It can be a relief when your candidate background checks have been completed. With this final screening obstacle negotiated, you are now free to hire and onboard your new found talent.
At this point, many employers think that the background checking process is over. Admittedly, this was once the case, but we are moving into an era where post-employment screening is becoming the norm too. In today’s world, employers need to be doing a range of background checks, not just prior to, but also during the employment life-cycle, to protect the integrity of the business.
In fact, here are several scenarios during the employment life-cycle where background checks are appropriate and in some cases, legally mandated.
1.Tendering for new contracts
Employers can often be surprised to find out during their project tendering process that certain clients, (often government contracts), require them to have specific employee background checks in place, (such as a DBS check), in order to be considered for a contract.
Such clients typically come from sectors relating to sensitive data, vulnerable people, finance, government, education or security. Employers are advised to check such tendering documents, carefully, well in advance of submission deadlines, (to avoid nasty surprises), and ensure sufficient time to complete any necessary employee background checks.
Another logical time to background check an existing employee is prior to promoting them. This high profile case from Asda Walmart shows the value of re-screening employees prior to a promotion. A few years back, the retail chain’s then VP of Corporate Communications was found to have fabricated his CV. This fabrication was discovered during a routine pre-promotion assessment, having been missed during the original pre-hire screening process. This shows the value of pre-promotion background checks which act as a second, strategic check-point to catch any fraudulent CVs which slipped through the net during pre-employment screening.
When acquiring a business there are no guarantees that the employees that you TUPE transfer in have been background checked at all, or to the standards that your business requires. Post TUPE transfer background checks will need to be made. For example, according to Home Office Guidance employers are advised to make a fresh right-to-work check within 60 days of the transfer of the business and employees under TUPE.
You’ll also need to check whether TUPE transferred employees have the appropriate DBS clearance and how old the check is, and whether it is ‘in date’ in relation to your own policy on frequency of checks. You’ll need to assess the criminal background check for authenticity by following the DBS Identity Check process set out on the UK Government website.
If the post-TUPE employees criminal background check doesn’t conform to requirements, the employee will need to complete a new criminal background check, and this will need to be at the employer’s expense as you can’t charge for this under TUPE.
4. Ongoing Checks
Criminal background checks will need to be carried out on a regular basis at a frequency appropriate to the role being performed. Some employers re-check criminal records every 3 years, but other sectors such as NHS agency bank staff are subject to annual scrutiny.

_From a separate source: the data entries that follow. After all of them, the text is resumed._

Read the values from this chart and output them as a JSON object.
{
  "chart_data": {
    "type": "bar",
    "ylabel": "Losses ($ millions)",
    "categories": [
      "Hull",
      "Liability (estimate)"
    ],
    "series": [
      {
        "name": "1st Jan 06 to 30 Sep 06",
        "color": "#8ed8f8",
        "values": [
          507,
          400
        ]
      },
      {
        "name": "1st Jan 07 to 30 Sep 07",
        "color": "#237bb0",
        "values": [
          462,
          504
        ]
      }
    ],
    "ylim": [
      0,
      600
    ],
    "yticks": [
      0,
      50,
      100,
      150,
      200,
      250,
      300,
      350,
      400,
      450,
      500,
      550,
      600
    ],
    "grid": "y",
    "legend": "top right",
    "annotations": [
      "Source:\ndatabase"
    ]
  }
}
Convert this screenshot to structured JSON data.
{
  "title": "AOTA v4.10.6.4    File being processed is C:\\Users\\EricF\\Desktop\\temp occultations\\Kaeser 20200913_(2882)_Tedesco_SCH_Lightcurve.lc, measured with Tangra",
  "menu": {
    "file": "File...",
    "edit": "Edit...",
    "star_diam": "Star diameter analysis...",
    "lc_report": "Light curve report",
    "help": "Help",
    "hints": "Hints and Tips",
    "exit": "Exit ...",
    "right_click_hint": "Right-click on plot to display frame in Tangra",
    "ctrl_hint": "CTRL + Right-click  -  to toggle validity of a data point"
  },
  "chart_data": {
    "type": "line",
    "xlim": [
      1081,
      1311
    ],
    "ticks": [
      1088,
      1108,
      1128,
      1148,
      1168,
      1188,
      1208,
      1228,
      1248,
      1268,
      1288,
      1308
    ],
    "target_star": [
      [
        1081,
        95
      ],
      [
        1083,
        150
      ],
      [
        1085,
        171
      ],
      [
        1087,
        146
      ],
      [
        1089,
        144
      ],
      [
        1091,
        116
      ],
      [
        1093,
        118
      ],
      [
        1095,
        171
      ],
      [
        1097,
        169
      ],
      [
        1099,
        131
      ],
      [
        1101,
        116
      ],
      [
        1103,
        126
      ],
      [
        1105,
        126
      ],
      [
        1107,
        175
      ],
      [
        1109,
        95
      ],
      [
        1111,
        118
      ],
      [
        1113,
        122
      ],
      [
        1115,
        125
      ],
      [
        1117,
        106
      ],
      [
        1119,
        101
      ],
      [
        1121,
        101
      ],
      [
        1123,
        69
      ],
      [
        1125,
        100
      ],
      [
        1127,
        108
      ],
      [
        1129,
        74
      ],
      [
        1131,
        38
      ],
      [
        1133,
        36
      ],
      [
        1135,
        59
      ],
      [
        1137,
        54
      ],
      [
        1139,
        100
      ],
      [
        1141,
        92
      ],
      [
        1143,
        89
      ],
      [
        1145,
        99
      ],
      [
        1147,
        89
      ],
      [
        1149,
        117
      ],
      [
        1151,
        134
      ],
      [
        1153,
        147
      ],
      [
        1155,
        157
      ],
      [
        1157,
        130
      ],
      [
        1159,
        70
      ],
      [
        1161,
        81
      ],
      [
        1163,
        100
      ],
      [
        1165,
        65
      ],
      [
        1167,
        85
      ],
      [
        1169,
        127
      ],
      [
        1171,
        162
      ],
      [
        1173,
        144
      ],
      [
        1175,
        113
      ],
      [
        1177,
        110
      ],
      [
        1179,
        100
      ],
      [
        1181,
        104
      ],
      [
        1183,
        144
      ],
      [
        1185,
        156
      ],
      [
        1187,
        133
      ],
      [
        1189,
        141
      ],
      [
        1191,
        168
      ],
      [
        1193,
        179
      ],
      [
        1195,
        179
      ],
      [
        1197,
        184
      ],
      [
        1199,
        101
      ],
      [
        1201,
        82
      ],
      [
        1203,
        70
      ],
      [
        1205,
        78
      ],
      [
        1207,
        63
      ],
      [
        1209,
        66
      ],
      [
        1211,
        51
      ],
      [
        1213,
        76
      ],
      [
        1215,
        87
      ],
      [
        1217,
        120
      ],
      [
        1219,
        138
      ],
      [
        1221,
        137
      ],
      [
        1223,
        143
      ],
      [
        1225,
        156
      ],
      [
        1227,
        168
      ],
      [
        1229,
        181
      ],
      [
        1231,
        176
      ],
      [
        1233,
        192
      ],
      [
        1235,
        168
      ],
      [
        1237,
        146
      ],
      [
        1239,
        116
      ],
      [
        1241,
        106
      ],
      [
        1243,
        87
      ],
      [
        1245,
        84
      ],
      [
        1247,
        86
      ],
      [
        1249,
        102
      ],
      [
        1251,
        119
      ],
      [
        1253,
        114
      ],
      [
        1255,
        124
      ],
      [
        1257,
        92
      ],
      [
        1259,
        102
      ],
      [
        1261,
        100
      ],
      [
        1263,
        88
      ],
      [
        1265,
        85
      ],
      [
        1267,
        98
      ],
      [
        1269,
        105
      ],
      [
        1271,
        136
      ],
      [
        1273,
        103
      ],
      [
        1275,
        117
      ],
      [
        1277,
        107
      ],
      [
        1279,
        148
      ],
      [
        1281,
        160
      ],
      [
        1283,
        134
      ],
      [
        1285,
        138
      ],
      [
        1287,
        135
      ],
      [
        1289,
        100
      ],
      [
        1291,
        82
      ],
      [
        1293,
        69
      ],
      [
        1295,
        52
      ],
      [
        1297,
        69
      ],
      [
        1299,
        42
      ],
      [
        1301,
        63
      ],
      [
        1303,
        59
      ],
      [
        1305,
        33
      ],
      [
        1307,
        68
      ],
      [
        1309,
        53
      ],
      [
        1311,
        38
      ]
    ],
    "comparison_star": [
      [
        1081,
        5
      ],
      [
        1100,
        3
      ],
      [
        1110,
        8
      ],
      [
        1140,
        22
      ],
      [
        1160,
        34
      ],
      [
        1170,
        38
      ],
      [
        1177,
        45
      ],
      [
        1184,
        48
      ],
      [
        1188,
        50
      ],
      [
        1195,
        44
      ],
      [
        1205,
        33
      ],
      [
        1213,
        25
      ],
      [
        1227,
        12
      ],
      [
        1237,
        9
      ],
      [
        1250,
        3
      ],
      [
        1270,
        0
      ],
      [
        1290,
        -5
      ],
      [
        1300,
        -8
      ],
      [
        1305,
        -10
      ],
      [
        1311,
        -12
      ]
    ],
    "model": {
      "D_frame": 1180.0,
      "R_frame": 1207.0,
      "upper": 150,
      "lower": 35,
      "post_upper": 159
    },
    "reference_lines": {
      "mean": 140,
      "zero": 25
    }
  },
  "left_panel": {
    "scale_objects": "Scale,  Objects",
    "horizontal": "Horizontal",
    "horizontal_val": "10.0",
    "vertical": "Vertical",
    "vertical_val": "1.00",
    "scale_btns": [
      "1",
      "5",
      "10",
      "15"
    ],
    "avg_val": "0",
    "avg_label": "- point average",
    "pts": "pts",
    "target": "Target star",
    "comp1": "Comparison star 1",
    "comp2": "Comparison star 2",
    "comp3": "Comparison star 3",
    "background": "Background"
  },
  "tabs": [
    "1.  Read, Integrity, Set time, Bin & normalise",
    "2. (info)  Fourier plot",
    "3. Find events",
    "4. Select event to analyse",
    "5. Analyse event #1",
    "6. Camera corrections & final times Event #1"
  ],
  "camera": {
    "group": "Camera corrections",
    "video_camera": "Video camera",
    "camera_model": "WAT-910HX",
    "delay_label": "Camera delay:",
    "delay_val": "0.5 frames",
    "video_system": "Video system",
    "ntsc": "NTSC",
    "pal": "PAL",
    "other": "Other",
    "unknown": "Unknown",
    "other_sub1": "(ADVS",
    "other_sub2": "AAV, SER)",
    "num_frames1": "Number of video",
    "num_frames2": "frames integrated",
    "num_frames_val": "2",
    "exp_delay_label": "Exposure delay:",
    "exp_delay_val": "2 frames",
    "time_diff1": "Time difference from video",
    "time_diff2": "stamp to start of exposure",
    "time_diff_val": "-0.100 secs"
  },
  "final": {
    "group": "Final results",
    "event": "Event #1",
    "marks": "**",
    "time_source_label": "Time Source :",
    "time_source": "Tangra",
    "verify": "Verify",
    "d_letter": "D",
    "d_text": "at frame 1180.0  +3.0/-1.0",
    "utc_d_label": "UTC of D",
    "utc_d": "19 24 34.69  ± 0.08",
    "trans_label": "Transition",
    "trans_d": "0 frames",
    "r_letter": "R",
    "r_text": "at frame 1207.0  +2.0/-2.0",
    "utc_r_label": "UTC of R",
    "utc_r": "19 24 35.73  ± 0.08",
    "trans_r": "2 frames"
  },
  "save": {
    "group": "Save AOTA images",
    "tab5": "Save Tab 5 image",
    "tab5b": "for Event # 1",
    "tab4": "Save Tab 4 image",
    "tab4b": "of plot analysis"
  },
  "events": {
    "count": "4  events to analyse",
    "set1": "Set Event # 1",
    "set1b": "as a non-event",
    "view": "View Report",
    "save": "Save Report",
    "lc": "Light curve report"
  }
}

The Corporate Manslaughter and Corporate Homicide Act 2007 makes it very important for employers to ensure that all employees driving on business have a valid driving license. Common pitfalls are that drivers forget to return their license for refresh and reissue once a ban has been served, and drivers move house and forget to update addresses. Rechecking driving licences can be a costly background checking exercise with a high administrative burden, which is why some organizations hand it over to a background check company.
If you are a Solo-regulated financial firm falling within the Senior Manager’s and Certification Regime you would have needed to have completed your initial Fitness and Propriety checks on existing/new hires from December 2019. You’ll then need to complete annual criminal background checks on existing employees falling under the regime.
Employment Screening is no longer just a one-time event occurring prior to hiring new staff. Background checking is an ongoing process which should occur at recognized points during the employment life-cycle to preserve the integrity of your business.